— PALOPO – PT Masmindo Dwi Area (MDA) secara resmi diterima sebagai bagian dari Keluarga Kedatuan Luwu. Penerimaan ini ditandai melalui rangkaian seremoni adat Mangngolo Ri Arajang yang diselenggarakan di Langkanae, Istana Kedatuan Luwu, Kota Palopo.

Direktur Utama MDA, Trisakti Simorangkir, hadir bersama Direktur Human Capital dan Corporate Service, Muhammad Suhada, beserta jajaran manajemen MDA. Acara ini menjadi momen istimewa karena untuk pertama kalinya rangkaian penerimaan MDA dilaksanakan di Langkanae, Istana Kedatuan Luwu.

Rombongan MDA disambut langsung oleh YM Datu Luwu, H. Andi Maradang Mackulau, Opu To Bau. Turut hadir pula YM Cenning Luwu, Andi Sitti Husaima Opu Daeng Ripajung, serta Dewan Adat 12 Kedatuan Luwu.

Prosesi Mangngolo Ri Arajang membawa pesan mendalam mengenai pentingnya memulai setiap langkah besar di Tana Luwu dengan niat baik dan penghormatan. Secara simbolis, seremoni ini juga merupakan permohonan restu kepada seluruh makhluk, baik yang terlihat maupun tidak, agar setiap hajat yang dijalankan dapat berjalan lancar dan sukses. Prosesi ini sekaligus menjadi pengingat akan pentingnya menjaga keselarasan antara kegiatan perusahaan dengan nilai budaya serta kearifan lokal yang hidup di masyarakat Luwu.

Dalam rangkaian seremoni tersebut, YM Datu Luwu menyematkan Pin Kedatuan dan keris kepada Direktur Utama MDA, Trisakti Simorangkir. Penyematan keris ini merupakan bentuk pengakuan dan penghormatan istimewa dari Kedatuan Luwu kepada pimpinan MDA. Sementara itu, Direktur Human Capital dan Corporate Service, Muhammad Suhada, menerima Pin Kedatuan yang disematkan oleh perwakilan Dewan Adat Kedatuan Luwu.

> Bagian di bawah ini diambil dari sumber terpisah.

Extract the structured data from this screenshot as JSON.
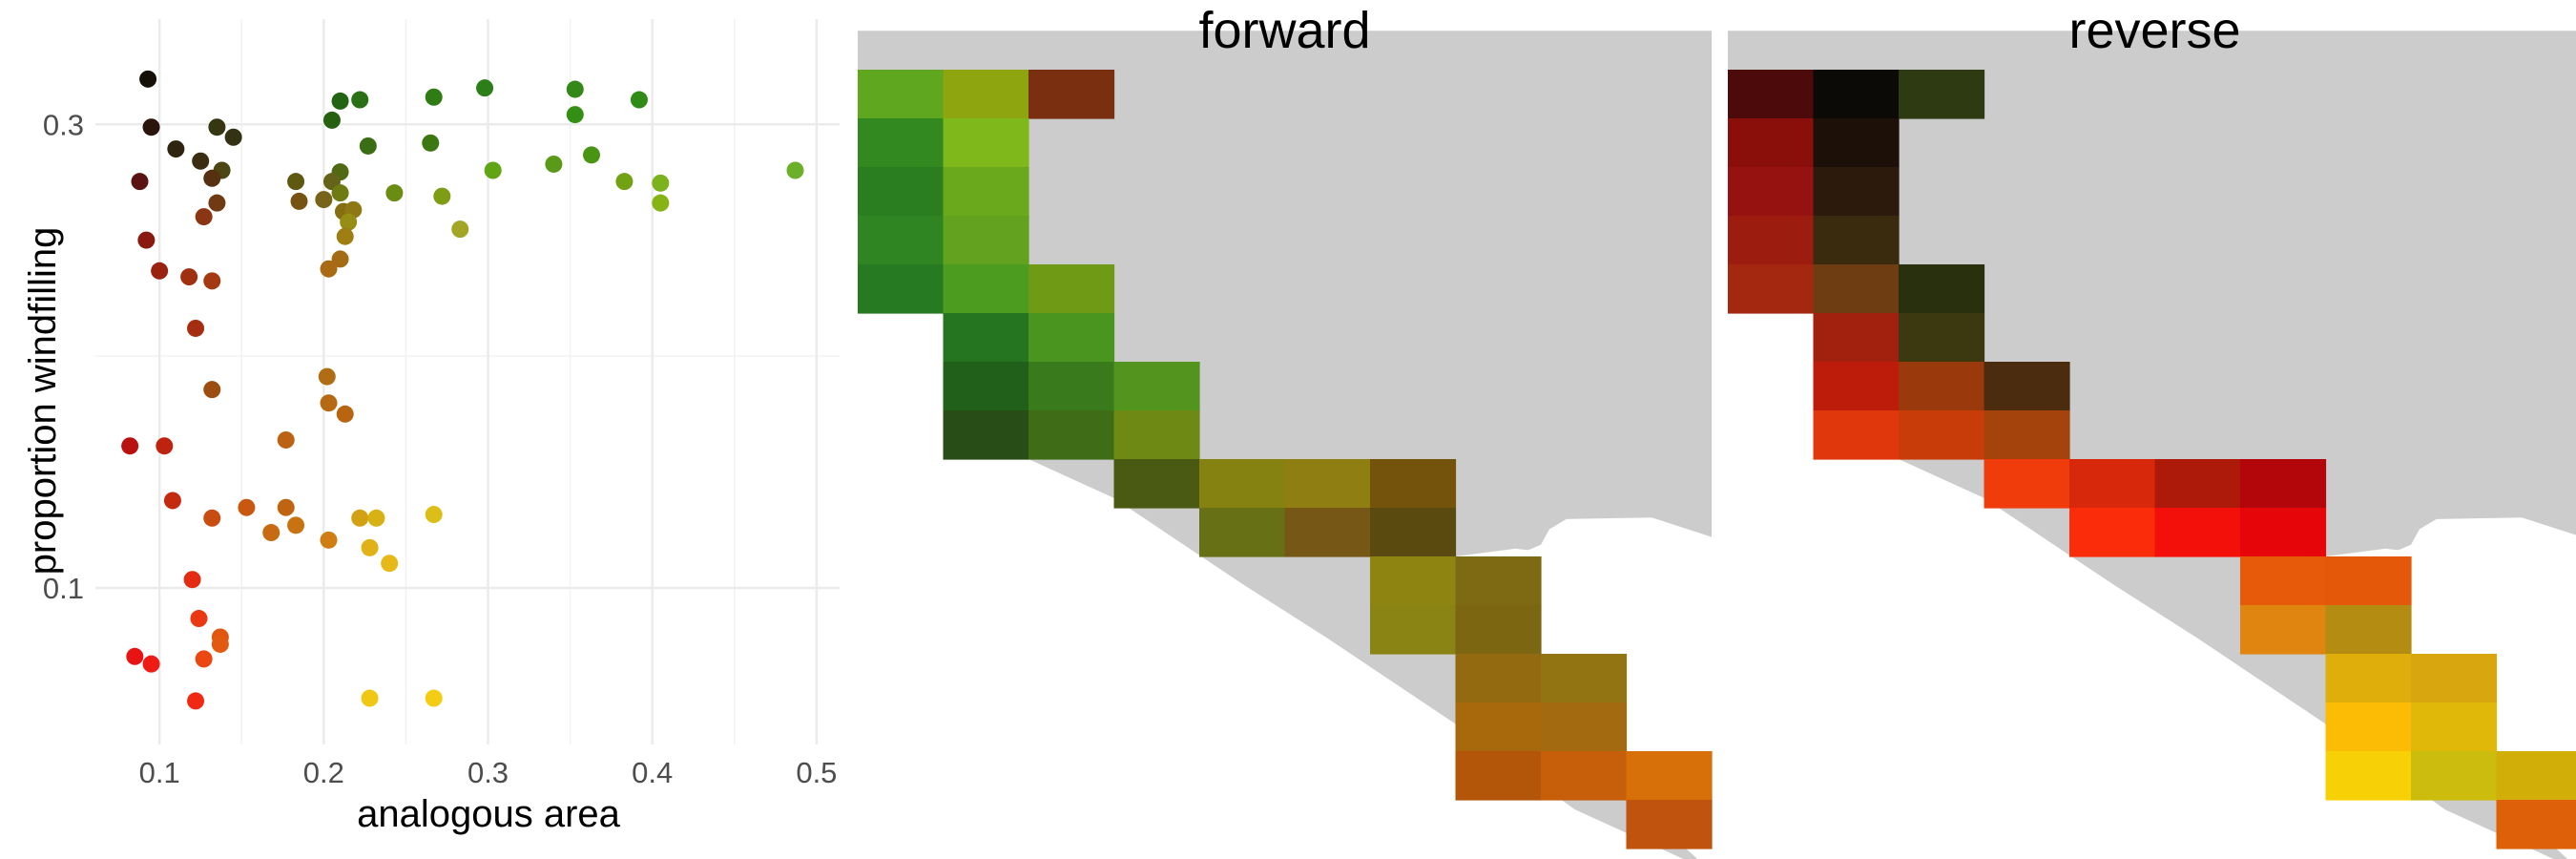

Melalui Maddika Ponrang, YM Datu Luwu menyampaikan bahwa MDA kini telah menjadi bagian dari Keluarga Kedatuan Luwu. Kedatuan juga menyatakan dukungan terhadap kelancaran operasional MDA, dengan harapan kehadiran perusahaan dapat membawa kemaslahatan dan manfaat bagi masyarakat Luwu.

YM Datu Luwu juga mengungkapkan keinginannya untuk hadir langsung di lokasi Proyek Awak Mas pada momentum First Gold. Bagi MDA, pesan ini memiliki makna tersendiri dan menjadi penyemangat untuk terus menjaga kepercayaan yang telah diberikan seiring perjalanan Proyek Awak Mas menuju tahap operasi.

Direktur Utama MDA, Trisakti Simorangkir, menyampaikan apresiasi atas penerimaan dan kepercayaan yang diberikan oleh Kedatuan Luwu. Menurutnya, pesan yang terkandung dalam Mangngolo Ri Arajang menjadi pengingat bagi MDA untuk tetap menghormati nilai budaya dan kearifan lokal dalam menjalankan kegiatan perusahaan. “Kami merasa terhormat atas penerimaan YM Datu Luwu dan seluruh Dewan Adat Kedatuan Luwu. Mangngolo Ri Arajang membawa pesan bahwa setiap langkah besar hendaknya dimulai dengan niat baik dan penghormatan. Bagi Masmindo, kepercayaan ini harus kami jaga dengan menjalankan kegiatan perusahaan selaras dengan nilai-nilai yang hidup di tengah masyarakat dan memastikan kehadiran kami memberikan manfaat bagi masyarakat Tana Luwu. Kami tentu berharap dapat menyambut YM Datu Luwu di Proyek Awak Mas pada momentum First Gold nanti,” ujar Trisakti.

Bagi MDA, penerimaan sebagai bagian dari Keluarga Kedatuan Luwu merupakan kehormatan sekaligus kepercayaan yang akan dijaga seiring Proyek Awak Mas memasuki tahapan penting menuju operasi.